Maybe it's the fact that I'm looking at tutorials and not more in depth articles. I'd love to find an "Effective Java" quality text for Scala. Maybe the language is not mature enough yet for such a treatment.
But something like a "best practices" would be most welcome.
> Perhaps you've missed 20 years of IP/techno/legal arms > race around CDs and DVDs? If you missed this gem > by Mark Pilgrim, you ought to check it out: > >
Lending and transferring only work so long as copying one-off's is laborious, too laborious to pay off. You make it sound like the DRM attempts have lots of new ideas, but from the broader perspective I think copying is getting easier rather than harder. I talk about it more here:
My second computer, back in the 80's, was a clone of the Apple II. Since the hardware was less diverse back then, a lot of software got away with tricks like "half tracks" on their floppy disks. The half tracks idea is that software tells the drive head to start moving and then interrupts it before it gets to the target, thus leaving the head in between standard tracks. Standard disk software would not understand data written to these half tracks and so could not copy the disk.
It didn't really work, though. It was not only possible to copy these disks, but my computer came with software to help you do it. It had built-in rules for hundreds of popular titles, and it had a workbench mode where you could hack your own floppies. The trend since then has been for hardware to get more diverse, not less.

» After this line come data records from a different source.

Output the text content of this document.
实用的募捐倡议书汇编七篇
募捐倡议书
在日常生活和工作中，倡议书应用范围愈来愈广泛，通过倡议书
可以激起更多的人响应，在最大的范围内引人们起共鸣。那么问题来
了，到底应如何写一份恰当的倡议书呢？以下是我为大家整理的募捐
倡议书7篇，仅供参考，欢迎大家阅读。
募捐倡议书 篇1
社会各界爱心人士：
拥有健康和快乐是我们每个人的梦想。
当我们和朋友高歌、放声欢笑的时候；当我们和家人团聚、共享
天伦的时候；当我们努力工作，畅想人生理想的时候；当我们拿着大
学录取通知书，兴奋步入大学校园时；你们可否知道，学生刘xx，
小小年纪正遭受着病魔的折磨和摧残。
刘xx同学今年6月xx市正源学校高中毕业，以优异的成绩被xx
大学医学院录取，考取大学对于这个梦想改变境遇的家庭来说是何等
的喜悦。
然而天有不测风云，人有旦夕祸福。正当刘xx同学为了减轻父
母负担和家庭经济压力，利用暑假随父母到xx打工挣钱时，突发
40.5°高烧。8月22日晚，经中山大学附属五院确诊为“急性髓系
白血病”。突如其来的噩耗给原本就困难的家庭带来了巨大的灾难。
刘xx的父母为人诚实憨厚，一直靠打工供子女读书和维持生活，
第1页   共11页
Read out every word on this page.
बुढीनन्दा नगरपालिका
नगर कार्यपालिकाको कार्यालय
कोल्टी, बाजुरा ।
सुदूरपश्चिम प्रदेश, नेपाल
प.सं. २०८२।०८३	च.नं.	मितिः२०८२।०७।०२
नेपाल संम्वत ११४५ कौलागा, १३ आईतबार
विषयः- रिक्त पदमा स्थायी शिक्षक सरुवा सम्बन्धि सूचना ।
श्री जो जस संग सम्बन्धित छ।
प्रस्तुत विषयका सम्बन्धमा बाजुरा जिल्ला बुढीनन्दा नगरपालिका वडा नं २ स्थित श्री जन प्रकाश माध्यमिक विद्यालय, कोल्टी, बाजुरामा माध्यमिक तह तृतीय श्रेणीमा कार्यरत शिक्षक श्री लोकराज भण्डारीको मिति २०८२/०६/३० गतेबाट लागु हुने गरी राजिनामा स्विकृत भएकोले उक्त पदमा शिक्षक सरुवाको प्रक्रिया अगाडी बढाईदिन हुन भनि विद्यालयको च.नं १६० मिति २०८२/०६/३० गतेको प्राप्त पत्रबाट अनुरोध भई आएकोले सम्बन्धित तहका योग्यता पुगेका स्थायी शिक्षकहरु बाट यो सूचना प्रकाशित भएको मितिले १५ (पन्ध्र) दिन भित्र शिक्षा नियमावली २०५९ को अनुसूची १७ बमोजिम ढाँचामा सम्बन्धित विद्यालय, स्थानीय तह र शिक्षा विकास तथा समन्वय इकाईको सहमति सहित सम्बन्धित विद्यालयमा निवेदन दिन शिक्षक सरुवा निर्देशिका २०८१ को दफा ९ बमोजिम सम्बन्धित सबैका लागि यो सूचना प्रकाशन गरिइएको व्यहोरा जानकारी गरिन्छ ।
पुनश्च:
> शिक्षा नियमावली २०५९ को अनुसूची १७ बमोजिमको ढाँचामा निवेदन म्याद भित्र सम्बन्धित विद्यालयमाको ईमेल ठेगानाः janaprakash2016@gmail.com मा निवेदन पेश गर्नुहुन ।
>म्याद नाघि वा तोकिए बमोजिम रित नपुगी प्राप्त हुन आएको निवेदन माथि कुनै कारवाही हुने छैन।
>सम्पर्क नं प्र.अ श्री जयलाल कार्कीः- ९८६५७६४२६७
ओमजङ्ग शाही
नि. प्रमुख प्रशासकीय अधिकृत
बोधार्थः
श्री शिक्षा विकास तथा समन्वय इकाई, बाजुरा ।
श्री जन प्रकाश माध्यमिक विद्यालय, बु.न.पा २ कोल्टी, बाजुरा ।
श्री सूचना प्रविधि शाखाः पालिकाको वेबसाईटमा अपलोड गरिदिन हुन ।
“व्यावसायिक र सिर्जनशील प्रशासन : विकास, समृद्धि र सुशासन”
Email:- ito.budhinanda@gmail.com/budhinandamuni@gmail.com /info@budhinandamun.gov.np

Anyway, you're right that I don't know all the tricks, and maybe I have overlooked a good one. My impression, though, is that copying is easy enough even with the best DRM that we should probably not try. Thus, it feels right that artima is going that way with it. It means our distribution jives with the fundamentals. If you have a weirdo projector displaying stuff on the ceiling over your bed, then go right ahead. Play the Scala book on your ceiling.
You missed my point, which was precisely that technical controls against duplication are inevitably worthless, and that, therefore, copying is inevitable. I meant to imply that adding arbitrary legal restrictions (versus CDs and DVDs) are not sensible in this medium ("eBooks"). You're allowed to resell CDs and DVDs, i.e., you're allowed to transfer the right to view.
> What is the best place to report issues with the book? > This forum? > If you find a typo or other errata, or find something confusing, or out of order--pretty much any kind of suggestion other than formatting problems--please click on the Suggest link at the bottom of the eBook. That will take you to a form where you can type in your comment. The good thing about doing it that way is we get the page and version number associated with your comment automatically, so we can more dependably find the spot in the manuscript that you're talking about. A lot of readers have done that already, and it has been very helpful. So we encourage you to do so as well. You can help us make the book the best it can be.